How fed up are the 99% with income inequality, tax loopholes for the rich and cuts to vital services?
Even the threat of a hurricane couldn’t keep them from descending on Tampa yesterday, the eve of the 2012 Republican National Convention.
Fired up and ready to restore economic balance to the country, activists rallied in Gaslight Park in downtown Tampa with signs, vuvuzelas, music, and chants. Under the threat of looming clouds, they took their messages along barricaded streets to the perimeter of the Tampa Bay Times Forum—the facility where the RNC will kick off later this week.
Hundreds of community members, working families, and activists simultaneously attached protest signs to a chain-link fence overlooking the convention center. The message was loud and clear: “We are the 99% and we are watching.”
Later in the same afternoon, activists joined forces once again to say enough is enough.

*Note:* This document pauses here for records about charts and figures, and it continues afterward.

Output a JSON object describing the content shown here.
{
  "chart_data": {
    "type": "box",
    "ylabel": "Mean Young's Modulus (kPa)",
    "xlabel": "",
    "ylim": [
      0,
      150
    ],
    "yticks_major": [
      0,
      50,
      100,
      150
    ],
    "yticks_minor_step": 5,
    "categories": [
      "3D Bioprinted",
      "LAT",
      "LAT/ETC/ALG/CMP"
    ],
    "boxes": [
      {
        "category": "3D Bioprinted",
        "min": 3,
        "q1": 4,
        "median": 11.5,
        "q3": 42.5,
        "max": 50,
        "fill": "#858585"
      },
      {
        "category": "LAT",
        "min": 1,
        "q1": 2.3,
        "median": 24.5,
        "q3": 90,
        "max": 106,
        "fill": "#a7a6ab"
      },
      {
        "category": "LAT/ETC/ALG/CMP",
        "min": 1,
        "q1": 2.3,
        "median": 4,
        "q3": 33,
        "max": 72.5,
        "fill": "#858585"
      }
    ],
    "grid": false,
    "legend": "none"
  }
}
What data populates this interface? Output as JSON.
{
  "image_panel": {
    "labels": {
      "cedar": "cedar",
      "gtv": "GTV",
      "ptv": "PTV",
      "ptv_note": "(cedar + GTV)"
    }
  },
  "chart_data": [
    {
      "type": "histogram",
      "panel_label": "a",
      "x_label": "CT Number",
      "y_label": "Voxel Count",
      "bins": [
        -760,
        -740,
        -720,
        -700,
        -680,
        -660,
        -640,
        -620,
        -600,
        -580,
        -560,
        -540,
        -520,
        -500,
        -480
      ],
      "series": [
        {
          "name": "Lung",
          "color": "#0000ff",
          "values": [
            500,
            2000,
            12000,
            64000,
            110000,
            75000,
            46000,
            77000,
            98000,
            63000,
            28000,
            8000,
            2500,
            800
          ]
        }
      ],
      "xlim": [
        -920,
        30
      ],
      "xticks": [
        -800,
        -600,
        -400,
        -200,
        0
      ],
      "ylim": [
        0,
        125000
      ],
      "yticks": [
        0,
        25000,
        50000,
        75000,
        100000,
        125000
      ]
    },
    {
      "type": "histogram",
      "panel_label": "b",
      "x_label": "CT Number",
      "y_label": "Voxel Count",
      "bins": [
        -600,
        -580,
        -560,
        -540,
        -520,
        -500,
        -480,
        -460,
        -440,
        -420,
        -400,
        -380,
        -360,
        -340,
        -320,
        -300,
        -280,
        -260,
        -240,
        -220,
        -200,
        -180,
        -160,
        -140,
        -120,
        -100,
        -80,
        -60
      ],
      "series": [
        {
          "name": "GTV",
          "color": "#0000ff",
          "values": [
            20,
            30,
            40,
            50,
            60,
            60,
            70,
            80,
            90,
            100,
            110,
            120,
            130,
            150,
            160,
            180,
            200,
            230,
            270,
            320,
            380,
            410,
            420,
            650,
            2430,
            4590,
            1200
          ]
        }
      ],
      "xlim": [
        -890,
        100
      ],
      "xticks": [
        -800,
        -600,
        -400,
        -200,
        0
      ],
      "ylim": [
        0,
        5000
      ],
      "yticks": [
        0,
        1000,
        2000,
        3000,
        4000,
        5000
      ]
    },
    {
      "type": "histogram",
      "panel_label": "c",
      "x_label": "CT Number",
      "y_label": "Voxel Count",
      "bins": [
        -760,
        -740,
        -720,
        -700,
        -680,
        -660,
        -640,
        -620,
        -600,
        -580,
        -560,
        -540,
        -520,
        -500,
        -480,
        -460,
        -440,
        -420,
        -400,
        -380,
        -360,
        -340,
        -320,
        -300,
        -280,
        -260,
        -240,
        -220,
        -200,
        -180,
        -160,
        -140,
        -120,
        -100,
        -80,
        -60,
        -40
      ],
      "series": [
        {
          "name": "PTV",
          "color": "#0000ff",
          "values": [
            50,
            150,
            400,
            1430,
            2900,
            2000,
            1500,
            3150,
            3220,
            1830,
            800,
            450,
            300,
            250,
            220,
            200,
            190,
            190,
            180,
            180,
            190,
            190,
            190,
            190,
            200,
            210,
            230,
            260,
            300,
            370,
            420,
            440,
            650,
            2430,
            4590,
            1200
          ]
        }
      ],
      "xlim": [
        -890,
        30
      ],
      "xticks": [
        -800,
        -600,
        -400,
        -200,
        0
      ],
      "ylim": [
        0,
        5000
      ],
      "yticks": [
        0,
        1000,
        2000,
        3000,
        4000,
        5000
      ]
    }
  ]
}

Community members, faith leaders, working families, and minimum-wage earners marched to Tropicana Field, where the 1% were wining and dining at a ritzy cocktail party—at the expense of tax payers.
“I’m from a two-income family and we are not making ends’ meet. I’ve had to go hungry to feed my children. Everyone I know is struggling,” said Rachel Rai of Springfield, Ill. “The drastic difference between classes is just too much and I’m here to do something about it.”